La prévision économique est présente dans la vie quotidienne de nombreux ingénieurs : que me coûtera ce pont ? Combien faire payer le péage ? Quel business model pour mon entreprise ? Quelle concurrence peut arriver sur mon marché ? Nous faisons tous des hypothèses, qui nous paraissent réalistes (et surtout permettent d'obtenir un résultat), pour nous aider à prendre des décisions. Mais comment comprendre le comportement d'un pays à partir de celui d'un individu typique ? Ce passage de la micro à la macro-économie est de plus en plus attaqué. Par exemple, les économistes néo-classiques font l'hypothèse que la courbe de demande d'un marché est la somme des courbes de demande individuelle de chaque consommateur (pour un physicien, cela reviendrait à expliquer le comportement d'une pierre à partir de celui d'un atome de carbone) ; le rôle de la monnaie est aussi négligé (marché à monnaie unique), ou encore les individus sont supposés rationnels.
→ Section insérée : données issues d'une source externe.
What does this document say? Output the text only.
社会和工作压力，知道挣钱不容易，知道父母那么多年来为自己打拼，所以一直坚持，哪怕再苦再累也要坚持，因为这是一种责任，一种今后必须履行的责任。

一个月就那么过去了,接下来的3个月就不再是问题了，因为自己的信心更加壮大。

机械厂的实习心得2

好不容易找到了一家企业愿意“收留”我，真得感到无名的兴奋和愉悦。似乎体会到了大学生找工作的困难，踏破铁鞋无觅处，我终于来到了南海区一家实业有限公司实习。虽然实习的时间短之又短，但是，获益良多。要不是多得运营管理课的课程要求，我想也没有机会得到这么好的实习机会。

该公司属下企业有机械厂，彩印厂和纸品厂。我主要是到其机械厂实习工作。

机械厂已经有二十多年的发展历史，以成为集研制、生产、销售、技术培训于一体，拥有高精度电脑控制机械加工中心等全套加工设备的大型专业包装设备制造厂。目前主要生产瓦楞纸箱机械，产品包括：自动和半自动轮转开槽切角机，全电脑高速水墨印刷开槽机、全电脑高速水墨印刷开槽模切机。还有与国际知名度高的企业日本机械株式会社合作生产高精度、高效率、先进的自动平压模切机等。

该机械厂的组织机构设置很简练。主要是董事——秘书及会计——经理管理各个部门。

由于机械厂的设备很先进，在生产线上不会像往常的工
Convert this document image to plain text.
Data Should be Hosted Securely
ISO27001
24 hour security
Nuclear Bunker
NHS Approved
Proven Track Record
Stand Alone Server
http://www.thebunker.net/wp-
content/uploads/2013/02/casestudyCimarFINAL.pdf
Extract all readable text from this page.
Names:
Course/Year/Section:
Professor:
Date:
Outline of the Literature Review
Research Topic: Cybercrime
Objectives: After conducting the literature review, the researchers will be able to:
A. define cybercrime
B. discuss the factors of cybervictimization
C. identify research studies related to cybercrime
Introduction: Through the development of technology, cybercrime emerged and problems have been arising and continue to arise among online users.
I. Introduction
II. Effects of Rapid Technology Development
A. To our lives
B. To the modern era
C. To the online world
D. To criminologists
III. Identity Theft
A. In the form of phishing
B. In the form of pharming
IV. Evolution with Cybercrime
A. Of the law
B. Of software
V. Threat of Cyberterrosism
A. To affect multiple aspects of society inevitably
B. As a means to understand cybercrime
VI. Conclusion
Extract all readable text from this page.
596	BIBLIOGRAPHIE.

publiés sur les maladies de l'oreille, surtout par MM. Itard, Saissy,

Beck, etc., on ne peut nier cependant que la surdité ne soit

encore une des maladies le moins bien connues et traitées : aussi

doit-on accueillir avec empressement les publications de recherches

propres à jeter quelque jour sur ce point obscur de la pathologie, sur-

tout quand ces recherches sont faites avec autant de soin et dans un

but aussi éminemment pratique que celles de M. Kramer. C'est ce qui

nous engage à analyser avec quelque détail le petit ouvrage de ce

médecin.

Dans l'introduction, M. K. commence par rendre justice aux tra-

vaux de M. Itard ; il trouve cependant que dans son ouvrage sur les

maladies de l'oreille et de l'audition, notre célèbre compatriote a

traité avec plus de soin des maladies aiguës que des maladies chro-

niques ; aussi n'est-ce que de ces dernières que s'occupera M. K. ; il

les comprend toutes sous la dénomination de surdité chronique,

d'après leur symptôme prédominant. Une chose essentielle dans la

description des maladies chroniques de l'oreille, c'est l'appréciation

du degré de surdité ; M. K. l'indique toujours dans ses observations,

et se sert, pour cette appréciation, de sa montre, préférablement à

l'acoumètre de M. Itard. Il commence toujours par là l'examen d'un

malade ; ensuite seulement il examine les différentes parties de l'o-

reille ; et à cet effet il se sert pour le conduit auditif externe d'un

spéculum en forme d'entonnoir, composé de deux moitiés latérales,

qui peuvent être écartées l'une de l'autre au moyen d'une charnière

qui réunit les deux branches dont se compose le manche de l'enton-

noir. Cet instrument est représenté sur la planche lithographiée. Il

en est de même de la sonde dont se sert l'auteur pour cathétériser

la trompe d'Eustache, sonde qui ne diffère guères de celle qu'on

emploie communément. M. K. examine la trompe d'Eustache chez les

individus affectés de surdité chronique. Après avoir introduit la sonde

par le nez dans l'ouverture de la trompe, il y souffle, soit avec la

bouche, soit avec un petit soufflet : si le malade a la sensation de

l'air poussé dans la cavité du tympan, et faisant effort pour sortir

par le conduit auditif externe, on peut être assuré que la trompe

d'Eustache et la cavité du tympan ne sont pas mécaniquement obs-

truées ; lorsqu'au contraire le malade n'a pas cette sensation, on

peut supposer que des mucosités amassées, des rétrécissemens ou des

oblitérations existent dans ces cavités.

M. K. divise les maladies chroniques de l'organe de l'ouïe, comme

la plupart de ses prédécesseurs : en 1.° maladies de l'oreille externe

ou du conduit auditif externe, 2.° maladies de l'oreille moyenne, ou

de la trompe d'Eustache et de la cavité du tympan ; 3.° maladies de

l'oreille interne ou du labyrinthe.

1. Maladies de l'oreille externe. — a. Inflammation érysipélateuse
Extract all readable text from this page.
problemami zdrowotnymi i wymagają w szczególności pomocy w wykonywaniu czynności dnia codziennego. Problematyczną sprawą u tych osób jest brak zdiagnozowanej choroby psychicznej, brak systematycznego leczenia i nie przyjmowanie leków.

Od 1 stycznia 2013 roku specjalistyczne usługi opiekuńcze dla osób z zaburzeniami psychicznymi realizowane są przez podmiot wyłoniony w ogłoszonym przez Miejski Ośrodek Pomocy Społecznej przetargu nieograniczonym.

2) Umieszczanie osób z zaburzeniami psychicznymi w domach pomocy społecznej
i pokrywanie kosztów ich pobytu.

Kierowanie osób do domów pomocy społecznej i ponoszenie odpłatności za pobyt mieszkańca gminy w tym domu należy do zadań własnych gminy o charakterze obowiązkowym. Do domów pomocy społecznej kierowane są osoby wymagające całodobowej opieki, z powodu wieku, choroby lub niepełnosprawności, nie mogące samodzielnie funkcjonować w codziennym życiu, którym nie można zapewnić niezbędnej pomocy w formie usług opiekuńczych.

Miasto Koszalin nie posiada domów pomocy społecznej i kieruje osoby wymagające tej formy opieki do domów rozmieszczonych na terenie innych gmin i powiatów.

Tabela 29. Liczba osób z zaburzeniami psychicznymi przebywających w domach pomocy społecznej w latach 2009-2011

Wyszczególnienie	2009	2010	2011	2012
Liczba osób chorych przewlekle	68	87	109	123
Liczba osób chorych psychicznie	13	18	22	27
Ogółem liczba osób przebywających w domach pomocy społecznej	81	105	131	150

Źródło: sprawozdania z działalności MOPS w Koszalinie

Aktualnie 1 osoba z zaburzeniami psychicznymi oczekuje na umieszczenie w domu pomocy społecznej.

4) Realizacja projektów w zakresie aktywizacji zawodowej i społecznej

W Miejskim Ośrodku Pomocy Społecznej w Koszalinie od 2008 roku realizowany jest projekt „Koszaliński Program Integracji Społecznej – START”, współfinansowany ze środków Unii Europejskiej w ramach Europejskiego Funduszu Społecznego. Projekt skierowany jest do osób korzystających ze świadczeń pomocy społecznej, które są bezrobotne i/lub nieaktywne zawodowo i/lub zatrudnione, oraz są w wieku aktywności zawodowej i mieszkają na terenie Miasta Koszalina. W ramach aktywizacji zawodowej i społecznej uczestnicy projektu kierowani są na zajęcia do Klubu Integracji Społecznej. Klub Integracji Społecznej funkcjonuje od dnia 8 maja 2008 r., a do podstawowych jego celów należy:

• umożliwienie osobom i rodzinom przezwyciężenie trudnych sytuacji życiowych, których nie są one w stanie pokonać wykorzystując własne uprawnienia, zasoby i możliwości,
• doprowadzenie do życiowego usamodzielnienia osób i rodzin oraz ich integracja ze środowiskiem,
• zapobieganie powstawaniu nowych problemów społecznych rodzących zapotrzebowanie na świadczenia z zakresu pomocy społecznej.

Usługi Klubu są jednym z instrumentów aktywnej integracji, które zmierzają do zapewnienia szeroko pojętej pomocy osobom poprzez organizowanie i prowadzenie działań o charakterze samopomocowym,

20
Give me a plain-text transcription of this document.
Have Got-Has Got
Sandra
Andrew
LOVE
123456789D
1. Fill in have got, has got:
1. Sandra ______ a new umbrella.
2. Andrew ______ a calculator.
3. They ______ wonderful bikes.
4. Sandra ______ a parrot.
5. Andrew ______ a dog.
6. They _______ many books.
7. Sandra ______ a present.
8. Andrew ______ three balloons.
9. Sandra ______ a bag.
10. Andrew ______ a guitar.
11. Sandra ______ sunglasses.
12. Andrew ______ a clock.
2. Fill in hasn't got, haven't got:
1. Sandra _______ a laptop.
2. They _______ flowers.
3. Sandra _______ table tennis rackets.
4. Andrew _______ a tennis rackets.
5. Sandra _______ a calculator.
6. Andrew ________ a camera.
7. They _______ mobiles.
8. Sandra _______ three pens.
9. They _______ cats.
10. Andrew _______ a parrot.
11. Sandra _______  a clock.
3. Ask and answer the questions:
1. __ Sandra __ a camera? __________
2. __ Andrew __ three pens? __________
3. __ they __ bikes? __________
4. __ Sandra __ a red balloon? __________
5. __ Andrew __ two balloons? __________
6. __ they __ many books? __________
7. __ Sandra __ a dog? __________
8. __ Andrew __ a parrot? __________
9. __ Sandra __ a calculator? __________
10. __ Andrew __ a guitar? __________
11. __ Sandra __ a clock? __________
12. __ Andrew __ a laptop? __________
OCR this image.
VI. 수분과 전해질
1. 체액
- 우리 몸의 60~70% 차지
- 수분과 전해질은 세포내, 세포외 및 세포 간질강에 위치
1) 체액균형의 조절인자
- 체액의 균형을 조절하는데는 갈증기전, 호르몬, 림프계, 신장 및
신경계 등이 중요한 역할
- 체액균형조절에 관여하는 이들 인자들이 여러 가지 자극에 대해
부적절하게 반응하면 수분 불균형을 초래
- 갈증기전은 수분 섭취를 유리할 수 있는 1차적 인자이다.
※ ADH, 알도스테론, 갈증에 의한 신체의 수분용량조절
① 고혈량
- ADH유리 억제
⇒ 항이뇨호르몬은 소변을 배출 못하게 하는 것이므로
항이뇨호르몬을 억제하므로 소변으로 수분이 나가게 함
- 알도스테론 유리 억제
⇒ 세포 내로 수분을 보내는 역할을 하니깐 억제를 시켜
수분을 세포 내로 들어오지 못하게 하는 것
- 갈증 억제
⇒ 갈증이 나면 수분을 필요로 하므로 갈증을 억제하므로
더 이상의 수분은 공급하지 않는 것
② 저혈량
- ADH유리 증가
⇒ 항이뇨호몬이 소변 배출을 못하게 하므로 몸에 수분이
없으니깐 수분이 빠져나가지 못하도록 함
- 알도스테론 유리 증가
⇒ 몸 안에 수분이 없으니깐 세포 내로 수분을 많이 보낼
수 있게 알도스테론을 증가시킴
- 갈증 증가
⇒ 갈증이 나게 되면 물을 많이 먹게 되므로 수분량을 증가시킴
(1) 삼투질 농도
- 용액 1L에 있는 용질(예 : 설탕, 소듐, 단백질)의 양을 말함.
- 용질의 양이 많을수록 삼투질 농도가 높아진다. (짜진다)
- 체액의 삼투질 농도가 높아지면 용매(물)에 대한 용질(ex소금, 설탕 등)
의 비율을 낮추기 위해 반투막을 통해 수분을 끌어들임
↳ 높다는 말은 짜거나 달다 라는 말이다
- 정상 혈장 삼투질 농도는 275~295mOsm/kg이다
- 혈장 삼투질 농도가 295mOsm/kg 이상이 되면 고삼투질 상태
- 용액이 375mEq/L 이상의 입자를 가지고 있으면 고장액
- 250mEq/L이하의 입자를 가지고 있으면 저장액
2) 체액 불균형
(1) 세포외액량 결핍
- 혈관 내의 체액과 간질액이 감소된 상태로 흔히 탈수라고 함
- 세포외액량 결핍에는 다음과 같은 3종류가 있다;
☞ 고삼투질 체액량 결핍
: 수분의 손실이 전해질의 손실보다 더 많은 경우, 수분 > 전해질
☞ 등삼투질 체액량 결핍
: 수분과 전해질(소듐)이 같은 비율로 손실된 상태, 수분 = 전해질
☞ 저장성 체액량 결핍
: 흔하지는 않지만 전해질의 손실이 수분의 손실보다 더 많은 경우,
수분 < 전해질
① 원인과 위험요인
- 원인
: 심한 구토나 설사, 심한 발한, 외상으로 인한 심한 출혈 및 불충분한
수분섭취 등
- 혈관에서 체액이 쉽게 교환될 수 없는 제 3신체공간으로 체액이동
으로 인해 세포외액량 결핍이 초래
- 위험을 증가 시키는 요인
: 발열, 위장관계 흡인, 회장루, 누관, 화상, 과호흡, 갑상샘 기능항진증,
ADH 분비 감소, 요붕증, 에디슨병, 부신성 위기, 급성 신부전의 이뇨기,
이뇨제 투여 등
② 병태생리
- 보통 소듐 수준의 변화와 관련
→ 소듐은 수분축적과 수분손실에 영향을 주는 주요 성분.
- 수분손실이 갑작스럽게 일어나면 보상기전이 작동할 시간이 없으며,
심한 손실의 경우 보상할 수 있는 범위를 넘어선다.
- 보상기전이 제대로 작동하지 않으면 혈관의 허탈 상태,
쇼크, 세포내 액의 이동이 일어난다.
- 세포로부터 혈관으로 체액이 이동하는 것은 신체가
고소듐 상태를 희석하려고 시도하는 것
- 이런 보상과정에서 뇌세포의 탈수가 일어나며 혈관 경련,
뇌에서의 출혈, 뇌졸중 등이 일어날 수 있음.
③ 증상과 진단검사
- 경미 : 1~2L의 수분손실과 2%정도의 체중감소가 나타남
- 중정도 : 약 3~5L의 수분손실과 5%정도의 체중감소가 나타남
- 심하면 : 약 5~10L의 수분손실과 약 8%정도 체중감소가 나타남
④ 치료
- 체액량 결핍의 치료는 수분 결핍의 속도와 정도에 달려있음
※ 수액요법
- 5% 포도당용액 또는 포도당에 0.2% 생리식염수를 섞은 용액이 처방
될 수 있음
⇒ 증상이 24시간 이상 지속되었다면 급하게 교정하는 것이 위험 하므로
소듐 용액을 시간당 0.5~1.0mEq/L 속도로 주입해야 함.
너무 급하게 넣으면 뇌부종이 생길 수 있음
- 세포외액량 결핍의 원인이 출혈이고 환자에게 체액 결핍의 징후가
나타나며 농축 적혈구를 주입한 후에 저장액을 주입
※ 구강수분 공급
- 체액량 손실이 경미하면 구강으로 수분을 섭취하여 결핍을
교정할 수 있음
Si ces hypothèses paraissent simplificatrices à l'excès, elles sont pourtant régulièrement utilisées. D'une manière générale, les marchés sont supposés à l'équilibre, et y retournant en cas de perturbation, ce qui est absurde et incite à les considérer comme des systèmes dynamiques qui évoluent dans le temps(*) : ainsi peuvent être pris en compte des événements plus réalistes comme des variations brutales et locales, des changements de tendance ou de volatilité sur le long terme, etc.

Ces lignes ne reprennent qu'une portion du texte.